Application of Machine Learning to Identify Key Parameters in Chemotactic Bacterial Distributions Near Oil Ganglia in Porous Media | AIChE

Application of Machine Learning to Identify Key Parameters in Chemotactic Bacterial Distributions Near Oil Ganglia in Porous Media

Nonaqueous phase liquids (NAPLs) are pollutants that can persist underground for decades due to their low water solubility. Bioremediation may provide a cheap and effective solution for removing NAPL contaminants underground. Chemotaxis, a mechanism bacteria use to detect and move towards higher chemical concentrations, including NAPLs, may enhance the overall rate of biodegradation. Since bacteria consume NAPLs as food, greater accumulation of chemotactic bacteria near the NAPLs suggests higher efficacy of bioremediation. Our study applies a Machine Learning algorithm to evaluate factors that may influence bacterial transport and chemotaxis in a dual-permeability microfluidic device in the presence of trapped NAPL ganglia.
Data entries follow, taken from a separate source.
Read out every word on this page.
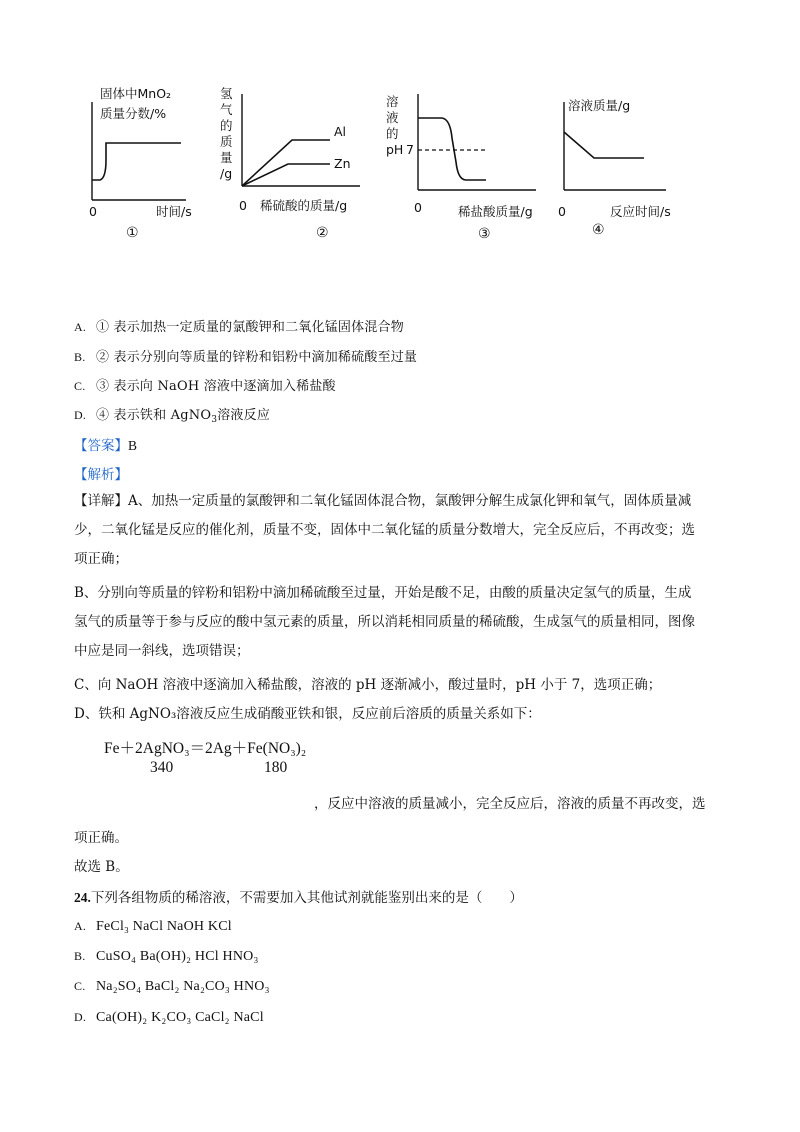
固体中MnO₂
质量分数/%
0	时间/s
①
氢
气
的
质
量
/g
Al
Zn
0 稀硫酸的质量/g
②
溶
液
的
pH 7
0	稀盐酸质量/g
③
溶液质量/g
0	反应时间/s
④
A. ① 表示加热一定质量的氯酸钾和二氧化锰固体混合物
B. ② 表示分别向等质量的锌粉和铝粉中滴加稀硫酸至过量
C. ③ 表示向 NaOH 溶液中逐滴加入稀盐酸
D. ④ 表示铁和 AgNO$_3$溶液反应
【答案】B
【解析】
【详解】A、加热一定质量的氯酸钾和二氧化锰固体混合物，氯酸钾分解生成氯化钾和氧气，固体质量减
少，二氧化锰是反应的催化剂，质量不变，固体中二氧化锰的质量分数增大，完全反应后，不再改变；选
项正确；
B、分别向等质量的锌粉和铝粉中滴加稀硫酸至过量，开始是酸不足，由酸的质量决定氢气的质量，生成
氢气的质量等于参与反应的酸中氢元素的质量，所以消耗相同质量的稀硫酸，生成氢气的质量相同，图像
中应是同一斜线，选项错误；
C、向 NaOH 溶液中逐滴加入稀盐酸，溶液的 pH 逐渐减小，酸过量时，pH 小于 7，选项正确；
D、铁和 AgNO₃溶液反应生成硝酸亚铁和银，反应前后溶质的质量关系如下：
Fe＋2AgNO₃＝2Ag＋Fe(NO₃)₂
340	180
，反应中溶液的质量减小，完全反应后，溶液的质量不再改变，选
项正确。
故选 B。
24.下列各组物质的稀溶液，不需要加入其他试剂就能鉴别出来的是（　　）
A. FeCl₃ NaCl NaOH KCl
B. CuSO₄ Ba(OH)₂ HCl HNO₃
C. Na₂SO₄ BaCl₂ Na₂CO₃ HNO₃
D. Ca(OH)₂ K₂CO₃ CaCl₂ NaCl
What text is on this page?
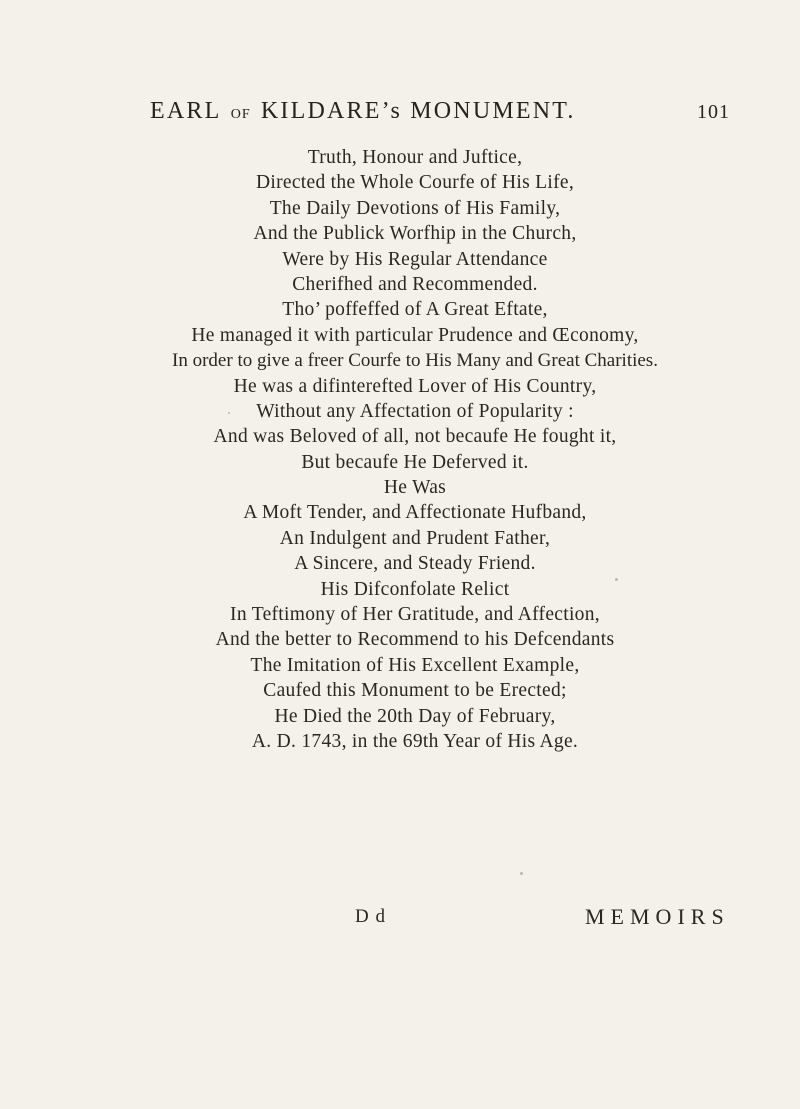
EARL OF KILDARE’s MONUMENT.	101
Truth, Honour and Juftice,
Directed the Whole Courfe of His Life,
The Daily Devotions of His Family,
And the Publick Worfhip in the Church,
Were by His Regular Attendance
Cherifhed and Recommended.
Tho’ poffeffed of A Great Eftate,
He managed it with particular Prudence and Œconomy,
In order to give a freer Courfe to His Many and Great Charities.
He was a difinterefted Lover of His Country,
Without any Affectation of Popularity :
And was Beloved of all, not becaufe He fought it,
But becaufe He Deferved it.
He Was
A Moft Tender, and Affectionate Hufband,
An Indulgent and Prudent Father,
A Sincere, and Steady Friend.
His Difconfolate Relict
In Teftimony of Her Gratitude, and Affection,
And the better to Recommend to his Defcendants
The Imitation of His Excellent Example,
Caufed this Monument to be Erected;
He Died the 20th Day of February,
A. D. 1743, in the 69th Year of His Age.
D d	MEMOIRS
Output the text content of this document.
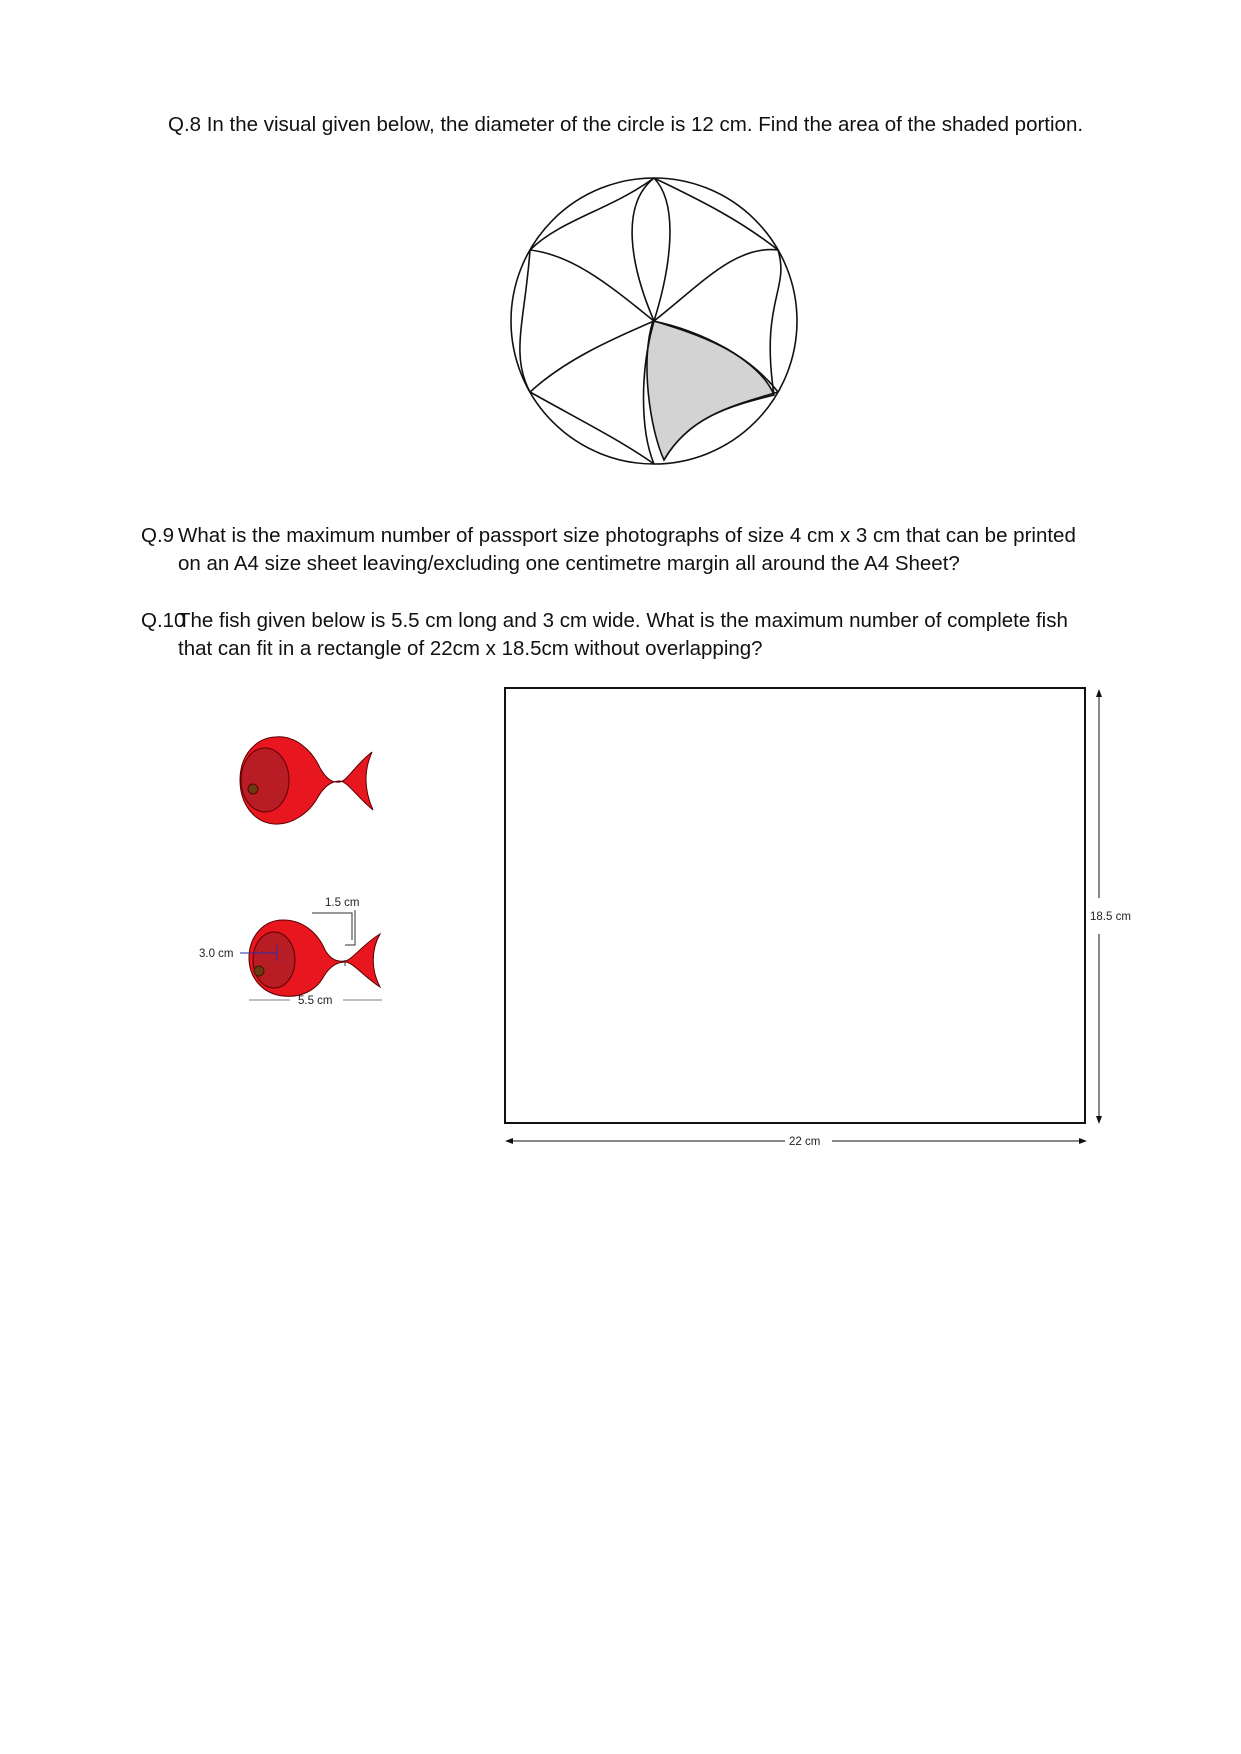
Q.8 In the visual given below, the diameter of the circle is 12 cm. Find the area of the shaded portion.
Q.9 What is the maximum number of passport size photographs of size 4 cm x 3 cm that can be printed
on an A4 size sheet leaving/excluding one centimetre margin all around the A4 Sheet?
Q.10
The fish given below is 5.5 cm long and 3 cm wide. What is the maximum number of complete fish
that can fit in a rectangle of 22cm x 18.5cm without overlapping?
3.0 cm
5.5 cm
1.5 cm
22 cm
18.5 cm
From our experimental observations, we hypothesize that bacterial accumulation is impacted by the dimensions of the micro-pocket, flow rate, time elapsed since the release of bacteria, and locations of NAPL ganglia. Machine Learning analysis suggest the length of the micro-pocket is an important feature for regulating bacterial accumulation. Longer micro-pockets make NAPL gradients more robust because fluid velocity slows down near the NAPL ganglia. Therefore, bacteria may accumulate at higher rates upon sensing these gradients. Linear Regression is a practical starting point to identify trends in numerical variables. In future studies, we plan to test more advanced Machine Learning algorithms, such as neural networks. At the same time, we will obtain more experimental data from microfluidic devices to improve our models. Machine Learning is expected to be a useful tool to understand the transport of chemotactic bacteria in oil-contaminated porous media and improve applications of chemotaxis in bioremediation.